Ellie was impressed. “And what made you choose the air force?”
“I enrolled in the Air Force Academy because it was my father’s favorite military service.”
“So your father was pretty much living out his unfulfilled dream through you.”
“That’s right.”
“And you didn’t mind?” Ellie wondered what might have happened to Mac if he hadn’t been so strongly influenced by his father.
“No. It was just sort of a natural progression, I suppose.”
“Is there anything else you wanted to do besides fly?”
Mac slowed down and took the off ramp leading to the air base. The sky was completely black now. Luke sat west of Phoenix, and he could see the thousands of stars quilted into the fabric of the sky. “When I get a chance, I like to hike in the desert.”
“Oh?”
“I like to hunt for rocks.”
“Really?” So there was a streak of earth in him!

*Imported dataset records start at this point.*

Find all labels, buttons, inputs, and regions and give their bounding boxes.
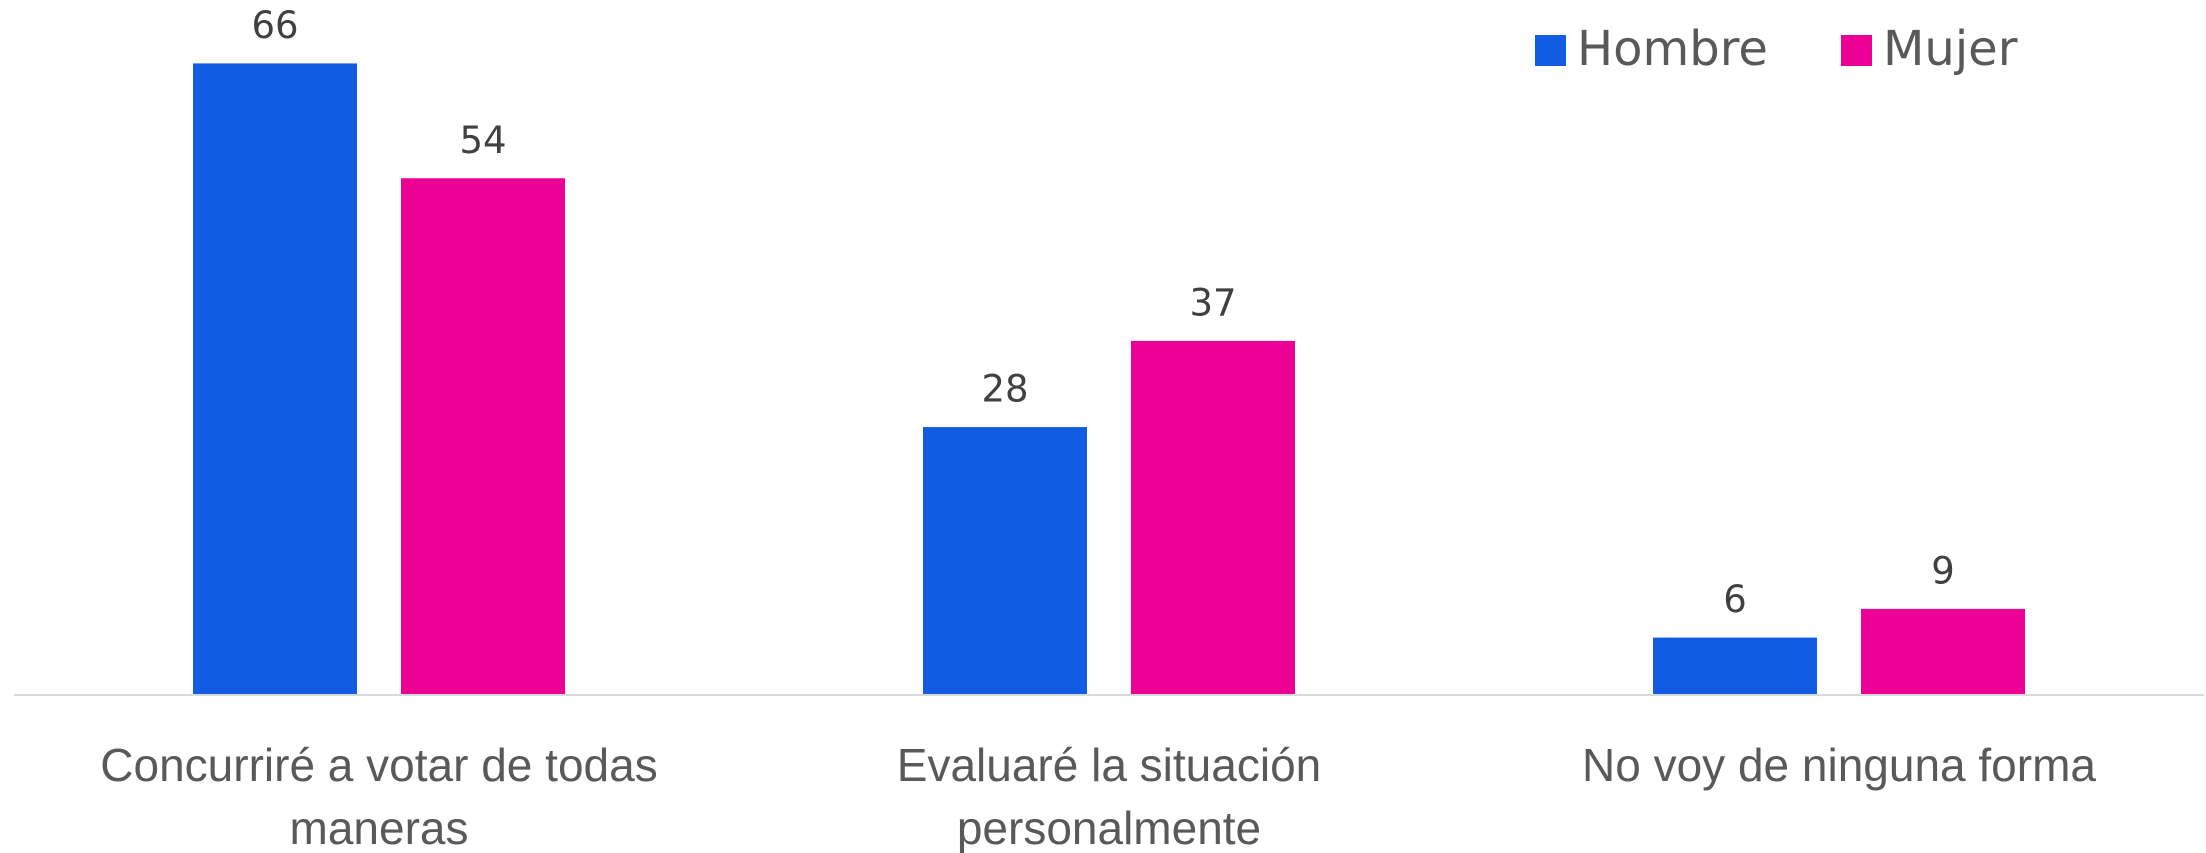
bar: [401, 178, 565, 695]
x-tick-label: No voy de ninguna forma: [1582, 739, 2096, 791]
data-label: 37: [1189, 281, 1236, 324]
data-label: 9: [1931, 549, 1955, 592]
bar: [1861, 608, 2025, 695]
bar: [193, 63, 357, 695]
data-label: 6: [1723, 578, 1747, 621]
legend-swatch: [1841, 35, 1872, 66]
data-label: 28: [981, 368, 1028, 411]
legend-swatch: [1535, 35, 1566, 66]
data-label: 54: [459, 119, 506, 162]
bar: [1131, 340, 1295, 695]
bar: [1653, 637, 1817, 695]
data-label: 66: [251, 4, 298, 47]
bar: [923, 427, 1087, 695]
x-tick-label: Concurriré a votar de todas maneras: [100, 739, 658, 853]
legend-label: Hombre: [1577, 21, 1768, 77]
x-tick-label: Evaluaré la situación personalmente: [896, 739, 1322, 853]
legend-label: Mujer: [1883, 21, 2018, 77]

“I’m an amateur rock hound of sorts,” Mac said hesitantly as they approached the main entrance of Luke Air Force Base.
“An eagle who likes rocks. Isn’t that a bit of a dichotomy?”
Mac braked the sports car at the main gate. “I don’t know. Is it?”
Smiling, Ellie said nothing. She saw the sentry, dressed in a light blue, short-sleeved shirt, and dark blue slacks, snap to rigid attention and salute Mac as he slowly drove past onto the base. The base seemed quiet and Ellie couldn’t see much in the darkness.
“What do you know about Luke?” Mac asked as he navigated through the streets toward the hangars silhouetted in the distance.
“Not much. You don’t learn a lot about the military when you’re raised on a reservation.”